Devrient specialised in comedic and soubrettes roles.

In 1828, she sang the part of Emmy in the Leipzig premiere of Heinrich Marschner's Der Vampyr. The same year, Devrient and her husband Emil left Leipzig and then was engaged in Hamburg and performed there together. After her husband had an argument, the couple transferred to the Dresden Court Theatre where she worked from 1831 to 1843.

She also had roles in Minna von Barnhelm, Bezämte Widerspenstige, Bräutigam von Mexico, Welcher ist der Bräutigam, Laune des Berliebten, Donna Diana, Hagestolzen on the stage.

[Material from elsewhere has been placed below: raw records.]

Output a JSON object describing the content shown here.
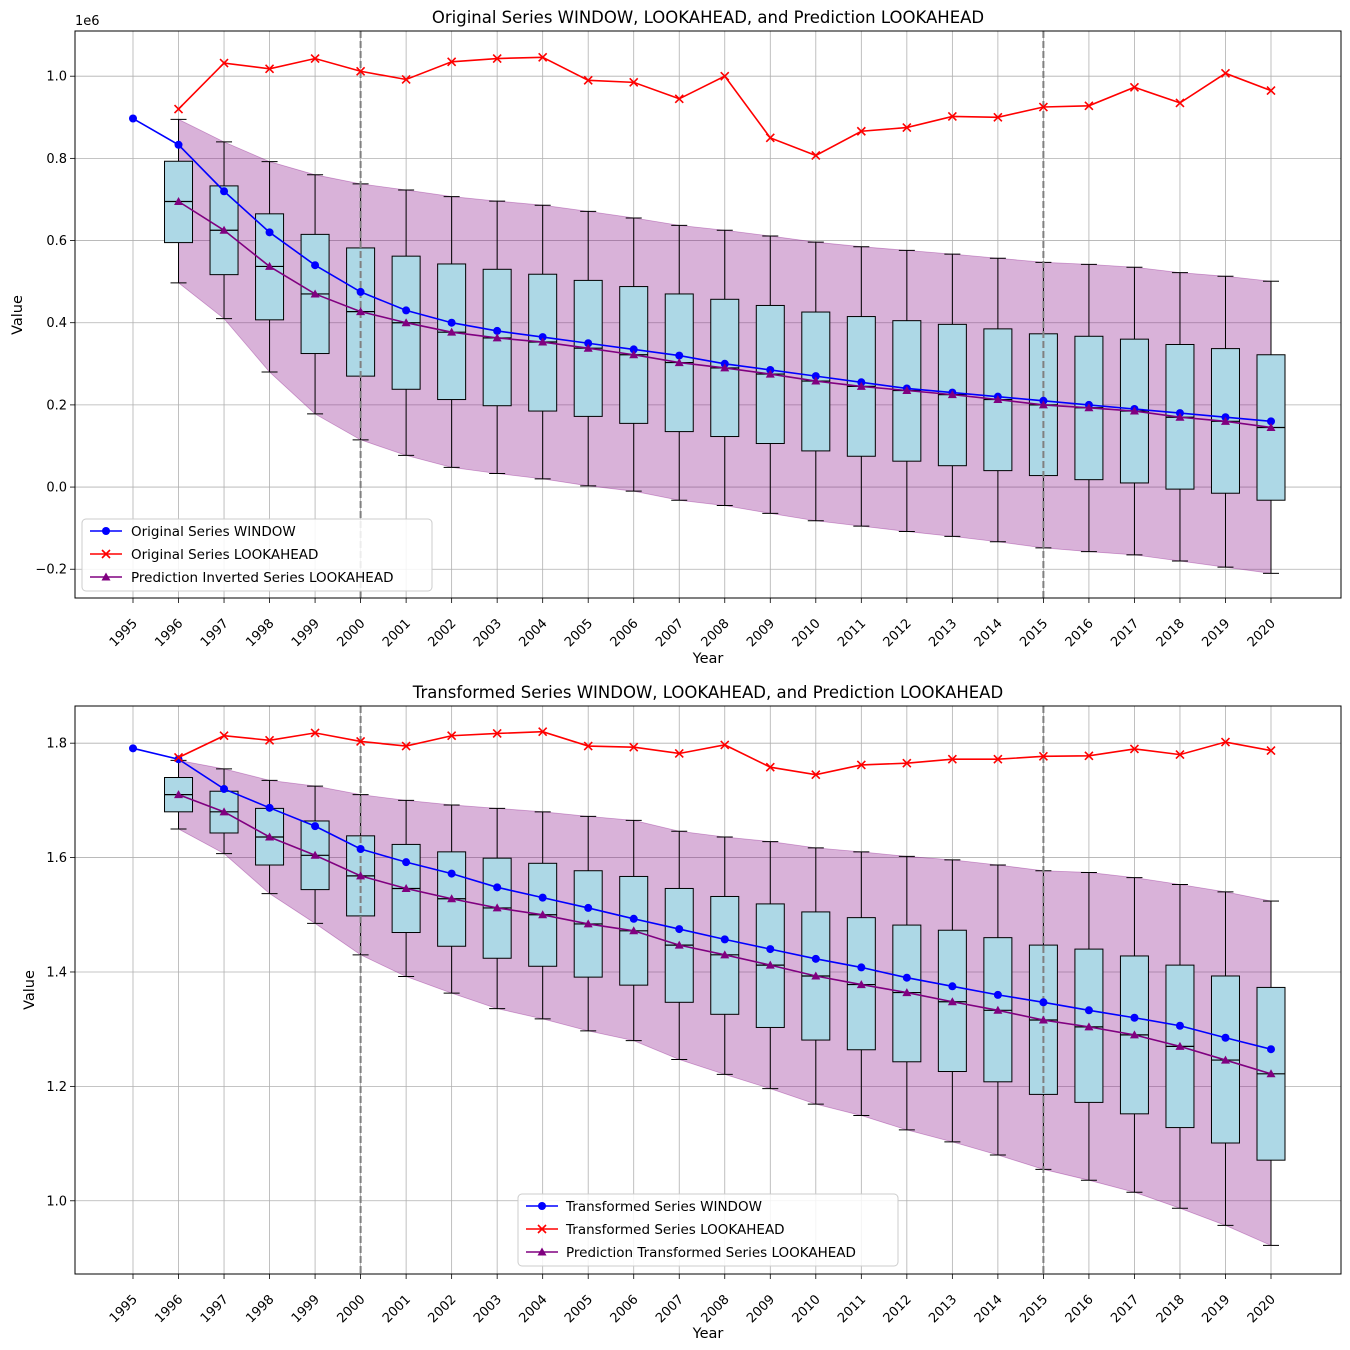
{
  "chart_data": [
    {
      "type": "line",
      "title": "Original Series WINDOW, LOOKAHEAD, and Prediction LOOKAHEAD",
      "xlabel": "Year",
      "ylabel": "Value",
      "offset_label": "1e6",
      "ylim": [
        -0.27,
        1.11
      ],
      "yticks": [
        -0.2,
        0.0,
        0.2,
        0.4,
        0.6,
        0.8,
        1.0
      ],
      "ytick_labels": [
        "−0.2",
        "0.0",
        "0.2",
        "0.4",
        "0.6",
        "0.8",
        "1.0"
      ],
      "years": [
        1995,
        1996,
        1997,
        1998,
        1999,
        2000,
        2001,
        2002,
        2003,
        2004,
        2005,
        2006,
        2007,
        2008,
        2009,
        2010,
        2011,
        2012,
        2013,
        2014,
        2015,
        2016,
        2017,
        2018,
        2019,
        2020
      ],
      "vlines": [
        2000,
        2015
      ],
      "legend_position": "lower-left",
      "series": [
        {
          "name": "Original Series WINDOW",
          "color": "#0000ff",
          "marker": "circle",
          "x": [
            1995,
            1996,
            1997,
            1998,
            1999,
            2000,
            2001,
            2002,
            2003,
            2004,
            2005,
            2006,
            2007,
            2008,
            2009,
            2010,
            2011,
            2012,
            2013,
            2014,
            2015,
            2016,
            2017,
            2018,
            2019,
            2020
          ],
          "values": [
            0.897,
            0.833,
            0.72,
            0.62,
            0.54,
            0.475,
            0.43,
            0.4,
            0.38,
            0.365,
            0.35,
            0.335,
            0.32,
            0.3,
            0.285,
            0.27,
            0.255,
            0.24,
            0.23,
            0.22,
            0.21,
            0.2,
            0.19,
            0.18,
            0.17,
            0.16
          ]
        },
        {
          "name": "Original Series LOOKAHEAD",
          "color": "#ff0000",
          "marker": "x",
          "x": [
            1996,
            1997,
            1998,
            1999,
            2000,
            2001,
            2002,
            2003,
            2004,
            2005,
            2006,
            2007,
            2008,
            2009,
            2010,
            2011,
            2012,
            2013,
            2014,
            2015,
            2016,
            2017,
            2018,
            2019,
            2020
          ],
          "values": [
            0.92,
            1.032,
            1.018,
            1.043,
            1.012,
            0.992,
            1.035,
            1.043,
            1.046,
            0.99,
            0.985,
            0.945,
            1.0,
            0.85,
            0.807,
            0.866,
            0.875,
            0.902,
            0.9,
            0.925,
            0.928,
            0.973,
            0.935,
            1.007,
            0.965
          ]
        },
        {
          "name": "Prediction Inverted Series LOOKAHEAD",
          "color": "#800080",
          "marker": "triangle",
          "x": [
            1996,
            1997,
            1998,
            1999,
            2000,
            2001,
            2002,
            2003,
            2004,
            2005,
            2006,
            2007,
            2008,
            2009,
            2010,
            2011,
            2012,
            2013,
            2014,
            2015,
            2016,
            2017,
            2018,
            2019,
            2020
          ],
          "values": [
            0.695,
            0.625,
            0.537,
            0.47,
            0.427,
            0.4,
            0.377,
            0.363,
            0.353,
            0.338,
            0.322,
            0.303,
            0.29,
            0.275,
            0.258,
            0.245,
            0.235,
            0.225,
            0.213,
            0.2,
            0.193,
            0.185,
            0.17,
            0.16,
            0.145
          ]
        }
      ],
      "band": {
        "color": "#800080",
        "opacity": 0.3,
        "upper": [
          0.895,
          0.84,
          0.792,
          0.76,
          0.738,
          0.723,
          0.707,
          0.696,
          0.686,
          0.671,
          0.655,
          0.637,
          0.625,
          0.611,
          0.596,
          0.585,
          0.576,
          0.567,
          0.557,
          0.547,
          0.542,
          0.535,
          0.522,
          0.513,
          0.501
        ],
        "lower": [
          0.497,
          0.41,
          0.28,
          0.178,
          0.115,
          0.077,
          0.048,
          0.033,
          0.02,
          0.003,
          -0.01,
          -0.032,
          -0.045,
          -0.064,
          -0.082,
          -0.095,
          -0.108,
          -0.12,
          -0.133,
          -0.148,
          -0.157,
          -0.165,
          -0.18,
          -0.195,
          -0.21
        ]
      },
      "boxes": {
        "x": [
          1996,
          1997,
          1998,
          1999,
          2000,
          2001,
          2002,
          2003,
          2004,
          2005,
          2006,
          2007,
          2008,
          2009,
          2010,
          2011,
          2012,
          2013,
          2014,
          2015,
          2016,
          2017,
          2018,
          2019,
          2020
        ],
        "q1": [
          0.595,
          0.517,
          0.407,
          0.325,
          0.27,
          0.238,
          0.213,
          0.198,
          0.185,
          0.172,
          0.155,
          0.135,
          0.123,
          0.106,
          0.088,
          0.075,
          0.063,
          0.052,
          0.04,
          0.028,
          0.018,
          0.01,
          -0.005,
          -0.015,
          -0.032
        ],
        "median": [
          0.695,
          0.625,
          0.537,
          0.47,
          0.427,
          0.4,
          0.377,
          0.363,
          0.353,
          0.338,
          0.322,
          0.303,
          0.29,
          0.275,
          0.258,
          0.245,
          0.235,
          0.225,
          0.213,
          0.2,
          0.193,
          0.185,
          0.17,
          0.16,
          0.145
        ],
        "q3": [
          0.793,
          0.733,
          0.665,
          0.615,
          0.582,
          0.562,
          0.543,
          0.53,
          0.518,
          0.503,
          0.488,
          0.47,
          0.457,
          0.442,
          0.426,
          0.415,
          0.405,
          0.396,
          0.385,
          0.373,
          0.367,
          0.36,
          0.347,
          0.337,
          0.322
        ],
        "whisker_low": [
          0.497,
          0.41,
          0.28,
          0.178,
          0.115,
          0.077,
          0.048,
          0.033,
          0.02,
          0.003,
          -0.01,
          -0.032,
          -0.045,
          -0.064,
          -0.082,
          -0.095,
          -0.108,
          -0.12,
          -0.133,
          -0.148,
          -0.157,
          -0.165,
          -0.18,
          -0.195,
          -0.21
        ],
        "whisker_high": [
          0.895,
          0.84,
          0.792,
          0.76,
          0.738,
          0.723,
          0.707,
          0.696,
          0.686,
          0.671,
          0.655,
          0.637,
          0.625,
          0.611,
          0.596,
          0.585,
          0.576,
          0.567,
          0.557,
          0.547,
          0.542,
          0.535,
          0.522,
          0.513,
          0.501
        ]
      }
    },
    {
      "type": "line",
      "title": "Transformed Series WINDOW, LOOKAHEAD, and Prediction LOOKAHEAD",
      "xlabel": "Year",
      "ylabel": "Value",
      "offset_label": "",
      "ylim": [
        0.872,
        1.865
      ],
      "yticks": [
        1.0,
        1.2,
        1.4,
        1.6,
        1.8
      ],
      "ytick_labels": [
        "1.0",
        "1.2",
        "1.4",
        "1.6",
        "1.8"
      ],
      "years": [
        1995,
        1996,
        1997,
        1998,
        1999,
        2000,
        2001,
        2002,
        2003,
        2004,
        2005,
        2006,
        2007,
        2008,
        2009,
        2010,
        2011,
        2012,
        2013,
        2014,
        2015,
        2016,
        2017,
        2018,
        2019,
        2020
      ],
      "vlines": [
        2000,
        2015
      ],
      "legend_position": "lower-center",
      "series": [
        {
          "name": "Transformed Series WINDOW",
          "color": "#0000ff",
          "marker": "circle",
          "x": [
            1995,
            1996,
            1997,
            1998,
            1999,
            2000,
            2001,
            2002,
            2003,
            2004,
            2005,
            2006,
            2007,
            2008,
            2009,
            2010,
            2011,
            2012,
            2013,
            2014,
            2015,
            2016,
            2017,
            2018,
            2019,
            2020
          ],
          "values": [
            1.791,
            1.772,
            1.72,
            1.687,
            1.655,
            1.615,
            1.592,
            1.572,
            1.548,
            1.53,
            1.512,
            1.493,
            1.475,
            1.457,
            1.44,
            1.423,
            1.408,
            1.39,
            1.375,
            1.36,
            1.347,
            1.333,
            1.32,
            1.306,
            1.285,
            1.265
          ]
        },
        {
          "name": "Transformed Series LOOKAHEAD",
          "color": "#ff0000",
          "marker": "x",
          "x": [
            1996,
            1997,
            1998,
            1999,
            2000,
            2001,
            2002,
            2003,
            2004,
            2005,
            2006,
            2007,
            2008,
            2009,
            2010,
            2011,
            2012,
            2013,
            2014,
            2015,
            2016,
            2017,
            2018,
            2019,
            2020
          ],
          "values": [
            1.775,
            1.813,
            1.805,
            1.818,
            1.803,
            1.795,
            1.813,
            1.817,
            1.82,
            1.795,
            1.793,
            1.782,
            1.797,
            1.758,
            1.745,
            1.762,
            1.765,
            1.772,
            1.772,
            1.777,
            1.778,
            1.79,
            1.78,
            1.802,
            1.787
          ]
        },
        {
          "name": "Prediction Transformed Series LOOKAHEAD",
          "color": "#800080",
          "marker": "triangle",
          "x": [
            1996,
            1997,
            1998,
            1999,
            2000,
            2001,
            2002,
            2003,
            2004,
            2005,
            2006,
            2007,
            2008,
            2009,
            2010,
            2011,
            2012,
            2013,
            2014,
            2015,
            2016,
            2017,
            2018,
            2019,
            2020
          ],
          "values": [
            1.71,
            1.68,
            1.636,
            1.604,
            1.568,
            1.546,
            1.528,
            1.512,
            1.5,
            1.484,
            1.472,
            1.447,
            1.43,
            1.412,
            1.393,
            1.378,
            1.364,
            1.348,
            1.333,
            1.316,
            1.304,
            1.29,
            1.27,
            1.246,
            1.222
          ]
        }
      ],
      "band": {
        "color": "#800080",
        "opacity": 0.3,
        "upper": [
          1.77,
          1.755,
          1.735,
          1.725,
          1.71,
          1.7,
          1.692,
          1.686,
          1.68,
          1.672,
          1.665,
          1.646,
          1.636,
          1.628,
          1.617,
          1.61,
          1.602,
          1.596,
          1.587,
          1.577,
          1.574,
          1.565,
          1.553,
          1.54,
          1.524
        ],
        "lower": [
          1.65,
          1.607,
          1.537,
          1.485,
          1.43,
          1.392,
          1.363,
          1.336,
          1.318,
          1.297,
          1.28,
          1.247,
          1.221,
          1.196,
          1.169,
          1.149,
          1.124,
          1.103,
          1.08,
          1.055,
          1.036,
          1.015,
          0.987,
          0.957,
          0.922
        ]
      },
      "boxes": {
        "x": [
          1996,
          1997,
          1998,
          1999,
          2000,
          2001,
          2002,
          2003,
          2004,
          2005,
          2006,
          2007,
          2008,
          2009,
          2010,
          2011,
          2012,
          2013,
          2014,
          2015,
          2016,
          2017,
          2018,
          2019,
          2020
        ],
        "q1": [
          1.68,
          1.643,
          1.587,
          1.544,
          1.498,
          1.469,
          1.445,
          1.424,
          1.41,
          1.391,
          1.377,
          1.347,
          1.326,
          1.303,
          1.281,
          1.264,
          1.243,
          1.226,
          1.208,
          1.186,
          1.172,
          1.152,
          1.128,
          1.101,
          1.071
        ],
        "median": [
          1.71,
          1.68,
          1.636,
          1.604,
          1.568,
          1.546,
          1.528,
          1.512,
          1.5,
          1.484,
          1.472,
          1.447,
          1.43,
          1.412,
          1.393,
          1.378,
          1.364,
          1.348,
          1.333,
          1.316,
          1.304,
          1.29,
          1.27,
          1.246,
          1.222
        ],
        "q3": [
          1.74,
          1.716,
          1.686,
          1.664,
          1.638,
          1.623,
          1.61,
          1.599,
          1.59,
          1.577,
          1.567,
          1.546,
          1.532,
          1.519,
          1.505,
          1.495,
          1.482,
          1.473,
          1.46,
          1.447,
          1.44,
          1.428,
          1.412,
          1.393,
          1.373
        ],
        "whisker_low": [
          1.65,
          1.607,
          1.537,
          1.485,
          1.43,
          1.392,
          1.363,
          1.336,
          1.318,
          1.297,
          1.28,
          1.247,
          1.221,
          1.196,
          1.169,
          1.149,
          1.124,
          1.103,
          1.08,
          1.055,
          1.036,
          1.015,
          0.987,
          0.957,
          0.922
        ],
        "whisker_high": [
          1.77,
          1.755,
          1.735,
          1.725,
          1.71,
          1.7,
          1.692,
          1.686,
          1.68,
          1.672,
          1.665,
          1.646,
          1.636,
          1.628,
          1.617,
          1.61,
          1.602,
          1.596,
          1.587,
          1.577,
          1.574,
          1.565,
          1.553,
          1.54,
          1.524
        ]
      }
    }
  ]
}
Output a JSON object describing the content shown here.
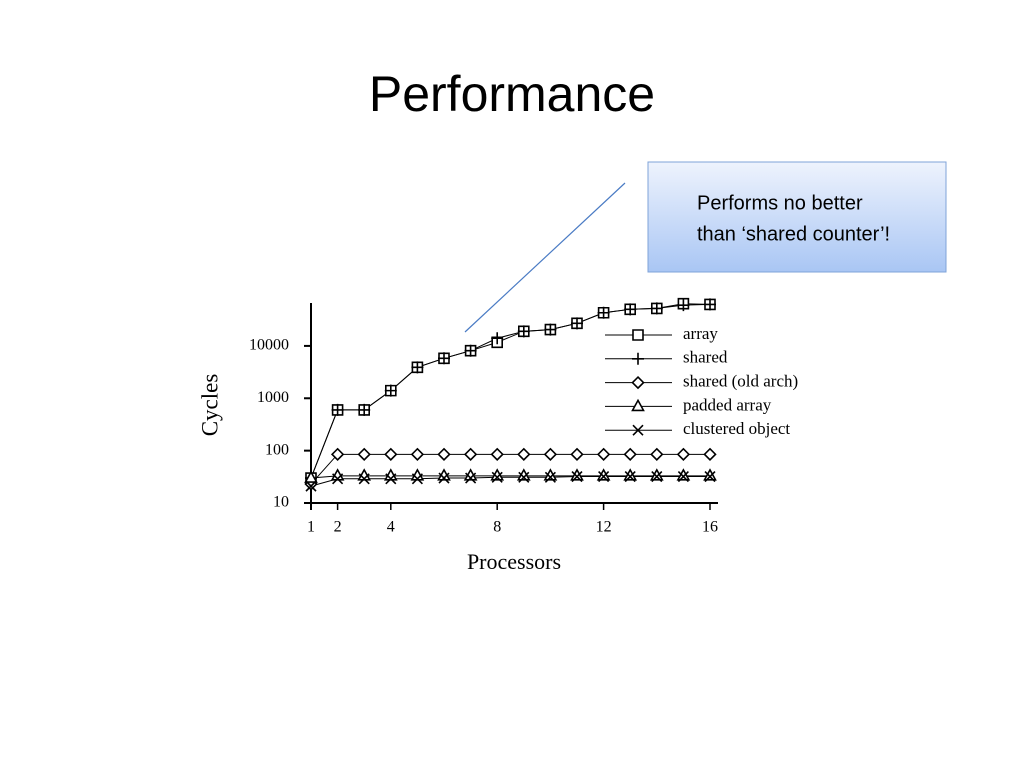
{
  "slide_title": "Performance",
  "callout": {
    "lines": [
      "Performs no better",
      "than ‘shared counter’!"
    ]
  },
  "chart_data": {
    "type": "line",
    "x_label": "Processors",
    "y_label": "Cycles",
    "x": [
      1,
      2,
      3,
      4,
      5,
      6,
      7,
      8,
      9,
      10,
      11,
      12,
      13,
      14,
      15,
      16
    ],
    "xlim": [
      1,
      16
    ],
    "xticks": [
      1,
      2,
      4,
      8,
      12,
      16
    ],
    "ylim": [
      10,
      66000
    ],
    "yticks": [
      10,
      100,
      1000,
      10000
    ],
    "log_y": true,
    "legend": "center right",
    "color": "#000000",
    "series": [
      {
        "name": "array",
        "marker": "square",
        "values": [
          30,
          600,
          600,
          1400,
          3900,
          5800,
          8100,
          11700,
          19000,
          20500,
          27000,
          43000,
          50000,
          52000,
          64000,
          62000
        ]
      },
      {
        "name": "shared",
        "marker": "plus",
        "values": [
          30,
          600,
          600,
          1400,
          3900,
          5800,
          8100,
          14000,
          19000,
          20500,
          27000,
          43000,
          50000,
          52000,
          60000,
          62000
        ]
      },
      {
        "name": "shared (old arch)",
        "marker": "diamond",
        "values": [
          23,
          85,
          85,
          85,
          85,
          85,
          85,
          85,
          85,
          85,
          85,
          85,
          85,
          85,
          85,
          85
        ]
      },
      {
        "name": "padded array",
        "marker": "triangle",
        "values": [
          30,
          33,
          33,
          33,
          33,
          33,
          33,
          33,
          33,
          33,
          33,
          33,
          33,
          33,
          33,
          33
        ]
      },
      {
        "name": "clustered object",
        "marker": "x",
        "values": [
          21,
          29,
          29,
          29,
          29,
          30,
          30,
          31,
          31,
          31,
          32,
          32,
          32,
          32,
          32,
          32
        ]
      }
    ]
  }
}
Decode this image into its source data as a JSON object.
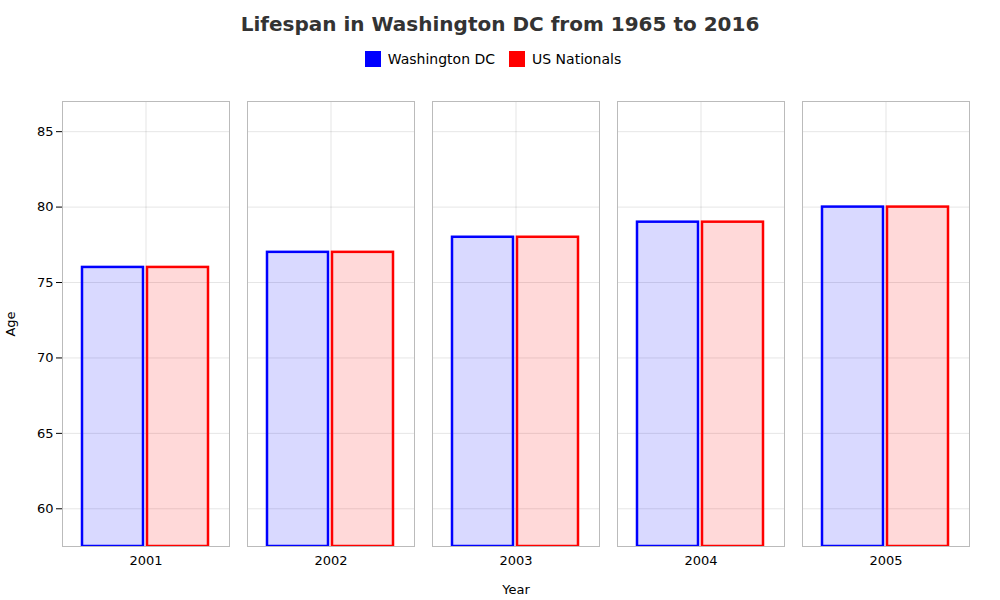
{
  "chart_data": {
    "type": "bar",
    "title": "Lifespan in Washington DC from 1965 to 2016",
    "xlabel": "Year",
    "ylabel": "Age",
    "categories": [
      "2001",
      "2002",
      "2003",
      "2004",
      "2005"
    ],
    "series": [
      {
        "name": "Washington DC",
        "color": "#0000ff",
        "values": [
          76,
          77,
          78,
          79,
          80
        ]
      },
      {
        "name": "US Nationals",
        "color": "#ff0000",
        "values": [
          76,
          77,
          78,
          79,
          80
        ]
      }
    ],
    "ylim": [
      57.5,
      87
    ],
    "yticks": [
      60,
      65,
      70,
      75,
      80,
      85
    ],
    "grid": true,
    "legend": "top"
  }
}
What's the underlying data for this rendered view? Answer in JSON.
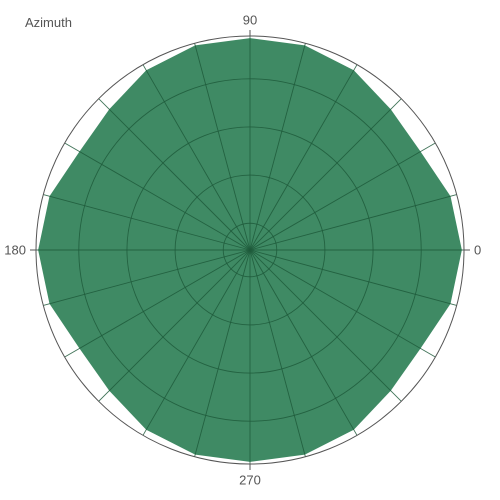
{
  "chart_data": {
    "type": "area",
    "title": "Azimuth",
    "angle_unit": "degrees",
    "orientation": "counterclockwise-from-right",
    "angle_tick_labels": [
      "0",
      "90",
      "180",
      "270"
    ],
    "angle_tick_values": [
      0,
      90,
      180,
      270
    ],
    "radial_range": [
      0,
      1
    ],
    "radial_grid": [
      0.125,
      0.35,
      0.575,
      0.8
    ],
    "spoke_step_degrees": 15,
    "grid": true,
    "series": [
      {
        "color": "#3f8a64",
        "theta": [
          0,
          15,
          30,
          45,
          60,
          75,
          90,
          105,
          120,
          135,
          150,
          165,
          180,
          195,
          210,
          225,
          240,
          255,
          270,
          285,
          300,
          315,
          330,
          345
        ],
        "r": [
          0.99,
          0.97,
          0.92,
          0.93,
          0.97,
          0.99,
          0.99,
          0.99,
          0.97,
          0.93,
          0.92,
          0.97,
          0.99,
          0.97,
          0.92,
          0.93,
          0.97,
          0.99,
          0.99,
          0.99,
          0.97,
          0.93,
          0.92,
          0.97
        ]
      }
    ]
  }
}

== Personal life and death ==
The Devrients had four children together but their marriage started to fail in the late 1830s as the natural and fun-loving Doris clashed with the emotionally controlling Emil. In 1842, she fell in love with a Polish merchant. Because her husband would not agree to a divorce, she filed against herself as an adulteress and was sent to prison for it. However, it brought her a divorce. The scandal ended her career as a court actress in 1843. After her release, she married her lover and went with him to Poland, while her husband Emil gained custody of their children. However, this marriage also failed, and Devrient returned to Dresden in the 1870s.

Devrient died on 29 May 1882 in Blasewitz in Dresden.